Дуничкины глаза строги и холодны, как драгоценные камни; рот прикрыт муфтою, только по нему и можно угадать – весело ей, строго, грустно?
Не родился еще на свете человек, чтобы попросту разгадать Дуничкино своеволие. Недаром она выросла в московском, заросшем липами, переулке[225]
, где летом в скуку шатается шарманка, и на улицу из ворот выходит цыплячья семья с озабоченной курицей, а по зимам приветливо светятся окна, бегают с сумками девочки и мальчики, повсюду – прислушайся – слышны звуки рояля; где бредет длинноволосый профессор, скрипя кожаными калошами, – он уже два раза прошел свой дом и, став, трет лоб, а девочки в коричневых юбках хохочут на другом тротуаре; где на салазках развозят молоко и квашеную капусту; где под Рождество приносят столько таинственных свертков, кульков и корзин; где в каждом доме вырастают для любви и любят нежно и своевольно, и незаметно стареют среди любимых лиц, и колокол пятиглавой церковки, заслоненной некрасивым домом, оповещает весь переулок о тихой кончине.На ухабах, когда санки взлетают, крепко обхватываю Дуничкину спину и говорю, наклоняясь к лицу:
– Ну-с, Дуничка.
– Что – ну-с? Молчите лучше.
– Не пойдете за меня замуж?
– Нет, не пойду.
– Почему?
– Потому что не собираюсь.
– Если вы меня не любите, я застрелюсь.
– Еще бы.
– Что еще бы?
– Не приставайте ко мне.
Тогда я спрашиваю серьезно, как о важном деле:
– Дуничка, вы меня любите?
– Очень.
Она глядит, как мелькают стволы сосен, сугробы, заборы. В стороне темное поле. Мы едем шагом. Посвистывает ветер в телеграфных проводах. Два сердца, влюбленных и ненадежных, бьются близко друг около друга на этом огромном, студеном Ходынском поле. Кругом снега, ледяная ночь. Дуничка!.. Со стоном я поднял голову и проснулся.

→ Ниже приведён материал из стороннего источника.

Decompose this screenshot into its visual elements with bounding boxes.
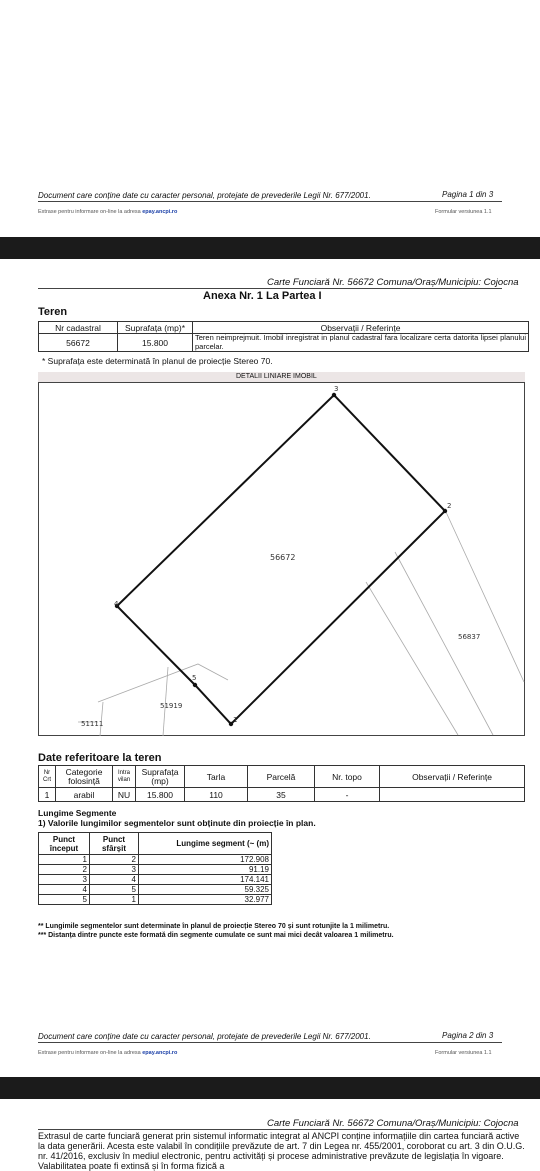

Я лежал в ямке на склоне оврага, в орешнике. Моросил, шумел по листьям мелкий дождик. Иногда выстрел хлопал вдалеке. Хоть вглядывайся, хоть нет – ничего не различить в темноте, на затянутом сырыми тучами небе.
Я втянул голову в поднятый воротник шинели, засунул глубоко руки в рукава. Знобит так, что не могу удержать стучащие зубы, а в горле сухо и горят глаза.
Представляется, что спина моя расползлась по всему орешнику, и мелко, злобно сечет ее ледяной дождь. Неподалеку негромкий голос позвал:
– Василий, а Василий, опять заснул?
– Нет, не сплю.
– Ты не спи, разговаривай, а то зябко очень. Я тоже, сынок, задремал. Дремать хуже всего берегись. Опасно. Вчера в этом орешнике наших двух закололи.
Я сказал:
– Наши цепи на той стороне, если тревога – услышим.